Com o advento da IA, o professor Arbix alerta para seis pontos que devem merecer especial atenção, e a maioria deles atinge diretamente o jornalismo: vulnerabilidade dos modelos, concentração de poder em poucas empresas, facilidade de disseminação de desinformação, impacto no mercado de trabalho, mudança na forma de buscar informações e o risco de monocultura jornalística, com conteúdos cada vez mais homogêneos e previsíveis.
Diante desse cenário, a ética no jornalismo torna-se ainda mais essencial. Os profissionais devem ser transparentes sobre o uso da IA, como assistente, nunca como autora. “Ocultar seu uso compromete a credibilidade e empobrece a formação profissional. O futuro do jornalismo está na colaboração entre humanos e máquinas.
Jornalismo sobrevive
Otimista, o professor da USP afirma que nem o jornalismo, nem os jornalistas estão em extinção. “O jornalismo verdadeiro sempre terá foco nas pessoas.

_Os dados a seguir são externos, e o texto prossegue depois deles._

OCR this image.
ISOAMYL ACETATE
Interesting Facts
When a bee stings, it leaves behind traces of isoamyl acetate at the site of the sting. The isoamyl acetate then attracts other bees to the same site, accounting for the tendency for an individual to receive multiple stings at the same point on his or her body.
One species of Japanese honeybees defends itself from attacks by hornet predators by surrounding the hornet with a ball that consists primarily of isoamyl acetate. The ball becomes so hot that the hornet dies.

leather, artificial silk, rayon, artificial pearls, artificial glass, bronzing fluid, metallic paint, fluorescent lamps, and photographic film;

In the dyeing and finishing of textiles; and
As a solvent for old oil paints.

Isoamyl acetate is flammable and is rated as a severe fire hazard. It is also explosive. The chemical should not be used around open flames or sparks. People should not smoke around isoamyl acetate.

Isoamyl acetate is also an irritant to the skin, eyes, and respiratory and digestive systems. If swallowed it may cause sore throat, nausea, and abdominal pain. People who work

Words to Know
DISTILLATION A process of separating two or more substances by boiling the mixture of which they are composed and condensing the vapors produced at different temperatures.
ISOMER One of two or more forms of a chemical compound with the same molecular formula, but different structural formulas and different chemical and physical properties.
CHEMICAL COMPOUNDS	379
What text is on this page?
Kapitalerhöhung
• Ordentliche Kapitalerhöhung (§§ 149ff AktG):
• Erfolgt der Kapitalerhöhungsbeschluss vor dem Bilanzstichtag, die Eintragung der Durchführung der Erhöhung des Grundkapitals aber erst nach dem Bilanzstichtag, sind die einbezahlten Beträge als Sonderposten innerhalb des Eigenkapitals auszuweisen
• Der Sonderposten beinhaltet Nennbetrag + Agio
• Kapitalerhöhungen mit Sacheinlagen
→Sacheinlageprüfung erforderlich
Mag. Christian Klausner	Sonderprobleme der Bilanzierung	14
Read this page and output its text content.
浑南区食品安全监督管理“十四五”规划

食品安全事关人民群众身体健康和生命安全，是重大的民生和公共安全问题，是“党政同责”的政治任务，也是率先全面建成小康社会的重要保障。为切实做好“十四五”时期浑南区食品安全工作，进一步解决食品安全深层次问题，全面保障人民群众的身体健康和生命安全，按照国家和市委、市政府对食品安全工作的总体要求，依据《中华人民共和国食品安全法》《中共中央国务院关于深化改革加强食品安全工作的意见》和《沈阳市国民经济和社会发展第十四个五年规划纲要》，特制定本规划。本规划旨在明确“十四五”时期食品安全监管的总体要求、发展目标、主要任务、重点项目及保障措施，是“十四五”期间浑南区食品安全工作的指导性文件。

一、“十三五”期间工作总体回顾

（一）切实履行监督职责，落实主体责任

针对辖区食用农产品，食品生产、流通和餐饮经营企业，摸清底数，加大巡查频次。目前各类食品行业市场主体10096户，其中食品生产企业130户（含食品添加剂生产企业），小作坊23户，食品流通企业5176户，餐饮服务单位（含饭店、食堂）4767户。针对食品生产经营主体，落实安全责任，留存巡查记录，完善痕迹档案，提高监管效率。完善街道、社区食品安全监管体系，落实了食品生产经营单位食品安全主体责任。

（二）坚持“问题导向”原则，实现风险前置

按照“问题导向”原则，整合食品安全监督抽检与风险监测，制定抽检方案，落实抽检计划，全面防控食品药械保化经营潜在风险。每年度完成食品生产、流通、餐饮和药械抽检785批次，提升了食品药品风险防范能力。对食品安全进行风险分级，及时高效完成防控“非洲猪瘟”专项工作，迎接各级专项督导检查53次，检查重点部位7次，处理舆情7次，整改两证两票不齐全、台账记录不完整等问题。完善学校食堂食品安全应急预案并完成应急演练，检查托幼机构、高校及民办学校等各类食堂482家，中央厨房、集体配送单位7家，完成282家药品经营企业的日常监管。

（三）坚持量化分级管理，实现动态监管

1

Chatbots não são jornalistas. A responsabilidade pela verdade, pela imparcialidade e pela originalidade continua sendo humana. A IA deve ser usada para fortalecer a humanidade, não para excluí-la”, conclui.
O Frankenstein de Guillermo del Toro traz um protagonista mais humanizado, até mesmo em seus retalhos, mas rejeitado. Diante dos aspectos mais nobres da humanidade idealizada, essa exclusão que também ecoa nossos temores com a IA, talvez exista porque o monstro, na ficção, tenha se tornado melhor, infinitamente melhor, que seu criador.
Luís Victorelli é jornalista. Assessor de Comunicação do Campus USP de Bauru. Matéria elaborada como Trabalho de Conclusão do Curso “Divulgação Científica para Comunicadores e Jornalistas”, tendo como base a Aula Conferência “Desafios da inteligência artificial no século XXI” ministrada pelo professor Glauco Antonio Truzzi Arbix. Esse texto contou, intencionalmente, com o auxílio do Copilot, assistente de inteligência artificial da Microsoft, na checagem de dados e refinação de pesquisa.